Hi all,

Ropes are an O(log n) random-access, O(log n) concatenation structure for string representation.  I assume you already know about ropes.

Consider a rope implementation where the following constructors exist (note that we probably need a "length" field and some way of tracking balance for cat nodes, but let's elide those for now).

    (cat r1 r2) - The concatenation of ropes r1 and r2
    (ascii byte ...) - A rope composed of ASCII characters, represented as a bytevector with 1 byte per character
    (bmp two-bytes ...) - A rope composed of codepoints in the BMP, represented as a bytevector with 2 bytes per character (not UTF-16!)
    (utf08 byte ...) - A rope composed of arbitrary Unicode codepoints, represented as a bytevector using the UTF-8 variable-length encoding

Now consider the use of a text composed entirely of ASCII characters, which we expect to be a very common case.  That would then be very well represented by the (ascii byte ...) constructor.

Consider another text composed of some number of non-ASCII characters in the BMP, which are much rarer than ASCII strings but still "reasonably common".  This would be well represented by the (bmp two-bytes ...) constructor.

Consider another text composed entirely of the single character "🐱", U+1F431 [Footnote 1].  This is represented with a 4-byte (utf8 byte ...) constructor.

Now Clinger's technique can also include such optimized representations, so that strings composed entirely of ASCII characters or at most BMP characters won't need to be represented by a UTF-8 bytevector with an attached acceleration vector, and have "true" O(1) access.

But consider the concatenation of those 3 texts.  How would we represent it?

With ropes, we can represent this with (cat (ascii byte ...) (cat (bmp two-bytes ...) (utf8 byte ...)))

In Clinger's technique, the concatenation would require all of them to use the most generic UTF-8 encoding.  If the total concatenated string is less than 80 (or whatever length is used for subparts) in length then Clinger's representation has O(n) text-ref.

On the other hand, with ropes, if we index inside the ASCII part, we can get true O(1) text-ref.  We need to traverse the (cat r1 r2) nodes a little, but effectively we can get to the characters in 2 operations for this case.

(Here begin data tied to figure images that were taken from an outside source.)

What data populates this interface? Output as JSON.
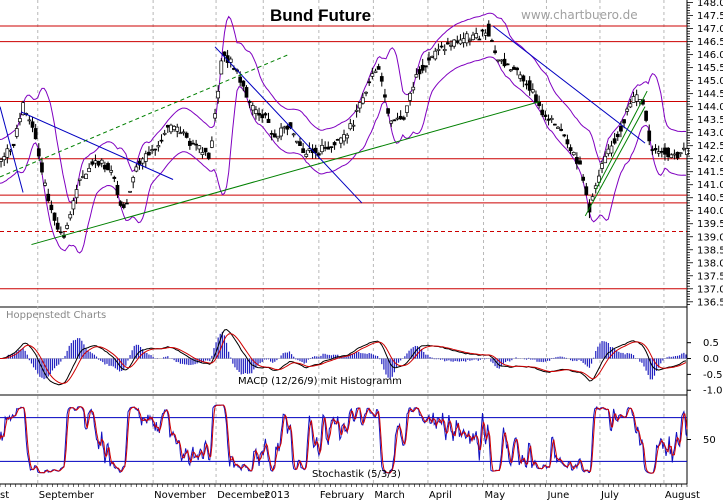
{
  "chart_data": {
    "type": "candlestick",
    "title": "Bund Future",
    "watermark": "www.chartbuero.de",
    "source_label": "Hoppenstedt Charts",
    "price_axis_ticks": [
      "148.0",
      "147.5",
      "147.0",
      "146.5",
      "146.0",
      "145.5",
      "145.0",
      "144.5",
      "144.0",
      "143.5",
      "143.0",
      "142.5",
      "142.0",
      "141.5",
      "141.0",
      "140.5",
      "140.0",
      "139.5",
      "139.0",
      "138.5",
      "138.0",
      "137.5",
      "137.0",
      "136.5"
    ],
    "price_ylim": [
      136.3,
      148.1
    ],
    "months": [
      {
        "label": "st",
        "index": 0
      },
      {
        "label": "September",
        "index": 36
      },
      {
        "label": "November",
        "index": 146
      },
      {
        "label": "December",
        "index": 206
      },
      {
        "label": "2013",
        "index": 251
      },
      {
        "label": "February",
        "index": 304
      },
      {
        "label": "March",
        "index": 356
      },
      {
        "label": "April",
        "index": 408
      },
      {
        "label": "May",
        "index": 461
      },
      {
        "label": "June",
        "index": 521
      },
      {
        "label": "July",
        "index": 572
      },
      {
        "label": "August",
        "index": 633
      }
    ],
    "closes": [
      {
        "i": 0,
        "v": 141.9
      },
      {
        "i": 12,
        "v": 142.5
      },
      {
        "i": 22,
        "v": 144.0
      },
      {
        "i": 32,
        "v": 143.2
      },
      {
        "i": 45,
        "v": 140.5
      },
      {
        "i": 60,
        "v": 138.9
      },
      {
        "i": 75,
        "v": 141.0
      },
      {
        "i": 90,
        "v": 142.0
      },
      {
        "i": 105,
        "v": 141.6
      },
      {
        "i": 118,
        "v": 140.0
      },
      {
        "i": 130,
        "v": 141.8
      },
      {
        "i": 145,
        "v": 142.3
      },
      {
        "i": 160,
        "v": 143.2
      },
      {
        "i": 172,
        "v": 143.0
      },
      {
        "i": 185,
        "v": 142.5
      },
      {
        "i": 200,
        "v": 142.1
      },
      {
        "i": 212,
        "v": 146.0
      },
      {
        "i": 225,
        "v": 145.5
      },
      {
        "i": 240,
        "v": 144.0
      },
      {
        "i": 252,
        "v": 143.6
      },
      {
        "i": 262,
        "v": 142.8
      },
      {
        "i": 275,
        "v": 143.3
      },
      {
        "i": 290,
        "v": 142.2
      },
      {
        "i": 305,
        "v": 142.3
      },
      {
        "i": 318,
        "v": 142.6
      },
      {
        "i": 332,
        "v": 143.0
      },
      {
        "i": 345,
        "v": 144.2
      },
      {
        "i": 360,
        "v": 145.7
      },
      {
        "i": 372,
        "v": 143.5
      },
      {
        "i": 385,
        "v": 143.6
      },
      {
        "i": 398,
        "v": 145.3
      },
      {
        "i": 410,
        "v": 145.9
      },
      {
        "i": 425,
        "v": 146.3
      },
      {
        "i": 440,
        "v": 146.6
      },
      {
        "i": 455,
        "v": 146.7
      },
      {
        "i": 465,
        "v": 147.0
      },
      {
        "i": 475,
        "v": 145.8
      },
      {
        "i": 490,
        "v": 145.4
      },
      {
        "i": 505,
        "v": 144.8
      },
      {
        "i": 520,
        "v": 143.5
      },
      {
        "i": 535,
        "v": 143.2
      },
      {
        "i": 552,
        "v": 141.8
      },
      {
        "i": 562,
        "v": 140.1
      },
      {
        "i": 575,
        "v": 141.8
      },
      {
        "i": 590,
        "v": 143.0
      },
      {
        "i": 603,
        "v": 144.3
      },
      {
        "i": 612,
        "v": 144.4
      },
      {
        "i": 620,
        "v": 142.5
      },
      {
        "i": 632,
        "v": 142.3
      },
      {
        "i": 645,
        "v": 142.1
      },
      {
        "i": 650,
        "v": 142.3
      }
    ],
    "horizontal_levels": [
      147.1,
      146.5,
      144.2,
      142.0,
      140.6,
      140.3,
      137.0
    ],
    "dashed_levels": [
      139.2
    ],
    "trend_lines": [
      {
        "type": "support",
        "color": "#008000",
        "points": [
          [
            30,
            138.7
          ],
          [
            515,
            144.2
          ]
        ]
      },
      {
        "type": "support",
        "color": "#008000",
        "points": [
          [
            558,
            139.8
          ],
          [
            615,
            144.0
          ]
        ]
      },
      {
        "type": "support",
        "color": "#008000",
        "points": [
          [
            568,
            140.8
          ],
          [
            617,
            144.6
          ]
        ]
      },
      {
        "type": "resistance",
        "color": "#0000c0",
        "points": [
          [
            0,
            144.0
          ],
          [
            22,
            140.7
          ]
        ]
      },
      {
        "type": "resistance",
        "color": "#0000c0",
        "points": [
          [
            20,
            143.8
          ],
          [
            165,
            141.2
          ]
        ]
      },
      {
        "type": "resistance",
        "color": "#0000c0",
        "points": [
          [
            205,
            146.3
          ],
          [
            345,
            140.3
          ]
        ]
      },
      {
        "type": "resistance",
        "color": "#0000c0",
        "points": [
          [
            470,
            147.1
          ],
          [
            615,
            142.6
          ]
        ]
      },
      {
        "type": "trend-dashed",
        "color": "#008000",
        "points": [
          [
            0,
            141.3
          ],
          [
            275,
            146.0
          ]
        ]
      }
    ],
    "macd": {
      "label": "MACD (12/26/9) mit Histogramm",
      "ticks": [
        "0.5",
        "0.0",
        "-0.5",
        "-1.0"
      ],
      "ylim": [
        -1.15,
        0.9
      ]
    },
    "stochastic": {
      "label": "Stochastik (5/3/3)",
      "ticks": [
        "50"
      ],
      "ylim": [
        0,
        100
      ],
      "levels": [
        80,
        20
      ]
    }
  }
}
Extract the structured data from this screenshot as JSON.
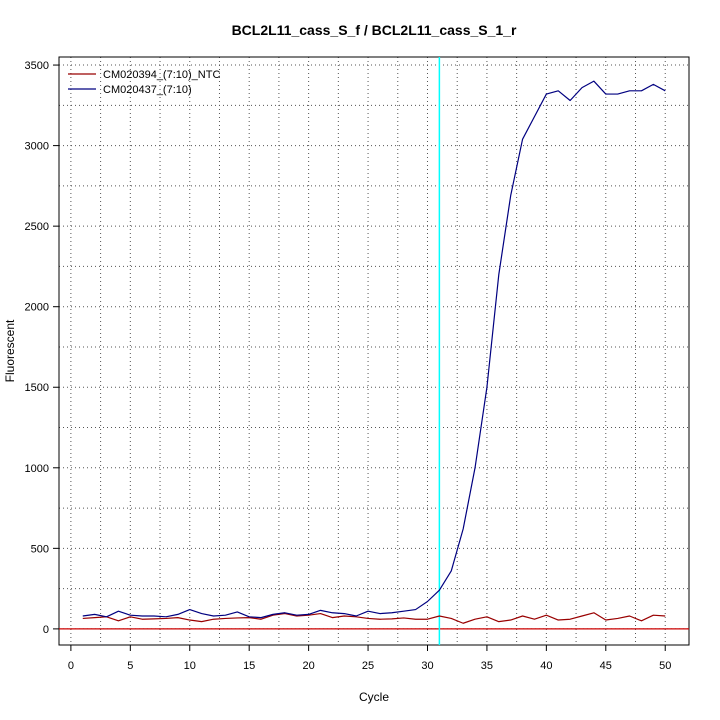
{
  "chart_data": {
    "type": "line",
    "title": "BCL2L11_cass_S_f / BCL2L11_cass_S_1_r",
    "xlabel": "Cycle",
    "ylabel": "Fluorescent",
    "xlim": [
      -1,
      52
    ],
    "ylim": [
      -100,
      3550
    ],
    "xticks": [
      0,
      5,
      10,
      15,
      20,
      25,
      30,
      35,
      40,
      45,
      50
    ],
    "yticks": [
      0,
      500,
      1000,
      1500,
      2000,
      2500,
      3000,
      3500
    ],
    "grid": true,
    "legend_position": "top-left",
    "threshold_cycle": 31,
    "threshold_color": "#00ffff",
    "baseline_y": 0,
    "baseline_color": "#cc0000",
    "x": [
      1,
      2,
      3,
      4,
      5,
      6,
      7,
      8,
      9,
      10,
      11,
      12,
      13,
      14,
      15,
      16,
      17,
      18,
      19,
      20,
      21,
      22,
      23,
      24,
      25,
      26,
      27,
      28,
      29,
      30,
      31,
      32,
      33,
      34,
      35,
      36,
      37,
      38,
      39,
      40,
      41,
      42,
      43,
      44,
      45,
      46,
      47,
      48,
      49,
      50
    ],
    "series": [
      {
        "name": "CM020394_(7:10)_NTC",
        "color": "#990000",
        "values": [
          65,
          70,
          75,
          50,
          75,
          60,
          62,
          65,
          70,
          55,
          45,
          60,
          65,
          68,
          70,
          60,
          85,
          95,
          80,
          85,
          95,
          70,
          80,
          75,
          65,
          60,
          62,
          68,
          60,
          60,
          80,
          65,
          35,
          60,
          75,
          45,
          55,
          80,
          60,
          85,
          55,
          60,
          80,
          100,
          55,
          65,
          80,
          50,
          85,
          80
        ]
      },
      {
        "name": "CM020437_(7:10)",
        "color": "#000080",
        "values": [
          80,
          90,
          75,
          110,
          85,
          80,
          80,
          75,
          90,
          120,
          95,
          80,
          85,
          105,
          75,
          70,
          90,
          100,
          85,
          90,
          115,
          100,
          95,
          80,
          110,
          95,
          100,
          110,
          120,
          170,
          240,
          360,
          620,
          1000,
          1500,
          2200,
          2690,
          3040,
          3180,
          3320,
          3340,
          3280,
          3360,
          3400,
          3320,
          3320,
          3340,
          3340,
          3380,
          3340
        ]
      }
    ]
  }
}
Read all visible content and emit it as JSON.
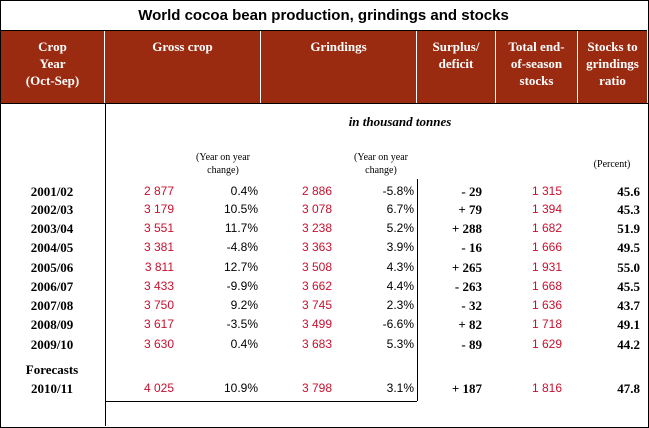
{
  "title": "World cocoa bean production, grindings and stocks",
  "headers": {
    "crop_year": [
      "Crop",
      "Year",
      "(Oct-Sep)"
    ],
    "gross_crop": "Gross crop",
    "grindings": "Grindings",
    "surplus": [
      "Surplus/",
      "deficit"
    ],
    "total_stocks": [
      "Total end-",
      "of-season",
      "stocks"
    ],
    "ratio": [
      "Stocks to",
      "grindings",
      "ratio"
    ]
  },
  "unit_label": "in thousand tonnes",
  "yoy_note": [
    "(Year on year",
    "change)"
  ],
  "percent_note": "(Percent)",
  "forecasts_label": "Forecasts",
  "rows": [
    {
      "year": "2001/02",
      "gross": "2 877",
      "gross_chg": "0.4%",
      "grind": "2 886",
      "grind_chg": "-5.8%",
      "surplus": "- 29",
      "stocks": "1 315",
      "ratio": "45.6"
    },
    {
      "year": "2002/03",
      "gross": "3 179",
      "gross_chg": "10.5%",
      "grind": "3 078",
      "grind_chg": "6.7%",
      "surplus": "+ 79",
      "stocks": "1 394",
      "ratio": "45.3"
    },
    {
      "year": "2003/04",
      "gross": "3 551",
      "gross_chg": "11.7%",
      "grind": "3 238",
      "grind_chg": "5.2%",
      "surplus": "+ 288",
      "stocks": "1 682",
      "ratio": "51.9"
    },
    {
      "year": "2004/05",
      "gross": "3 381",
      "gross_chg": "-4.8%",
      "grind": "3 363",
      "grind_chg": "3.9%",
      "surplus": "- 16",
      "stocks": "1 666",
      "ratio": "49.5"
    },
    {
      "year": "2005/06",
      "gross": "3 811",
      "gross_chg": "12.7%",
      "grind": "3 508",
      "grind_chg": "4.3%",
      "surplus": "+ 265",
      "stocks": "1 931",
      "ratio": "55.0"
    },
    {
      "year": "2006/07",
      "gross": "3 433",
      "gross_chg": "-9.9%",
      "grind": "3 662",
      "grind_chg": "4.4%",
      "surplus": "- 263",
      "stocks": "1 668",
      "ratio": "45.5"
    },
    {
      "year": "2007/08",
      "gross": "3 750",
      "gross_chg": "9.2%",
      "grind": "3 745",
      "grind_chg": "2.3%",
      "surplus": "- 32",
      "stocks": "1 636",
      "ratio": "43.7"
    },
    {
      "year": "2008/09",
      "gross": "3 617",
      "gross_chg": "-3.5%",
      "grind": "3 499",
      "grind_chg": "-6.6%",
      "surplus": "+ 82",
      "stocks": "1 718",
      "ratio": "49.1"
    },
    {
      "year": "2009/10",
      "gross": "3 630",
      "gross_chg": "0.4%",
      "grind": "3 683",
      "grind_chg": "5.3%",
      "surplus": "- 89",
      "stocks": "1 629",
      "ratio": "44.2"
    }
  ],
  "forecast_row": {
    "year": "2010/11",
    "gross": "4 025",
    "gross_chg": "10.9%",
    "grind": "3 798",
    "grind_chg": "3.1%",
    "surplus": "+ 187",
    "stocks": "1 816",
    "ratio": "47.8"
  },
  "colors": {
    "header_bg": "#9a2a10",
    "value_red": "#c8102e"
  }
}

Converting from standard Scheme strings to these ropes would be O(n), mostly because we'd be scanning to check if the Scheme string can be implemented using the ASCII representation, or the BMP representation, a combination, and so on.  Ropes also allow more sharing, not just between strings and substrings, but also strings and their concatenations.

This is all really just an argument: is O(1) text-ref truly practical?

I think that it's better to leave text-ref at O(log n) or even O(n), and instead require *traversal* to be O(n).

For example, most string operations I know of require traversal in one direction only.  So instead, I propose these operations:

    (make-text-cursor text) -> text-cursor  O(log n)

Create a text cursor for traversing a text, pointing to the first character.

    (make-text-cursor-at-end text) -> text cursor  O(log n)

Create a text cursor for traversing a text, pointing to one past the last character.

    (text-cursor? datum) -> bool  O(1)

Return true if the datum is a text cusor.

    (text-cursor-copy text-cursor) -> text-cursor  O(1)

Copy the text cursor's state.  The original and the copy may traverse the same text independently of each other.

    (text-cursor-at-first? text-cursor) -> bool  O(1)

Return true if the cursor is at the first character of the text.

    (text-cursor-at-end? text-cursor) -> bool  O(1)

Return true if the cursor is one past the end of the text.

    (text-cursor-ref text-cursor) -> character  O(1)

Return the character at the cursor.  It is an error to call this procedure if text-cursor-at-end? would return true for the given cursor.

    (text-cursor-next! text-cursor) -> unspecified  O(1)
    (text-cursor-next! text-cursor exact-number) -> unspecified  O(n)

Move the text-cursor forward in the text.  If exact-number is given, advance it by that number of characters.  It is an error for exact-number to be 0, negative, infinite, or not a number.  O(n) for this case is O(n) on the exact-number given.

    (text-cursor-prev! text-cursor) -> unspecified  O(1)
    (text-cursor-prev! text-cursor exact-number) -> unspecified  O(n)

Move the text-cursor backward in the text, similar to text-cursor-next!

    (text-cursor=? text-cursor1 text-cursor2) -> bool  O(1)

Return true if the text cursors are pointing to the same character position in the text.  It is an error (which may or may not be signaled) if the text-cursors are traversing non-identical strings.

This API can be implemented on top of either ropes or Clinger's technique, while achieving the specified complexity.  I suspect it is practical to build most of the existing text API on top of this one.


Sincerely,
AmkG


[Footnote 1] Because I'm a cat, that's why.  Meow.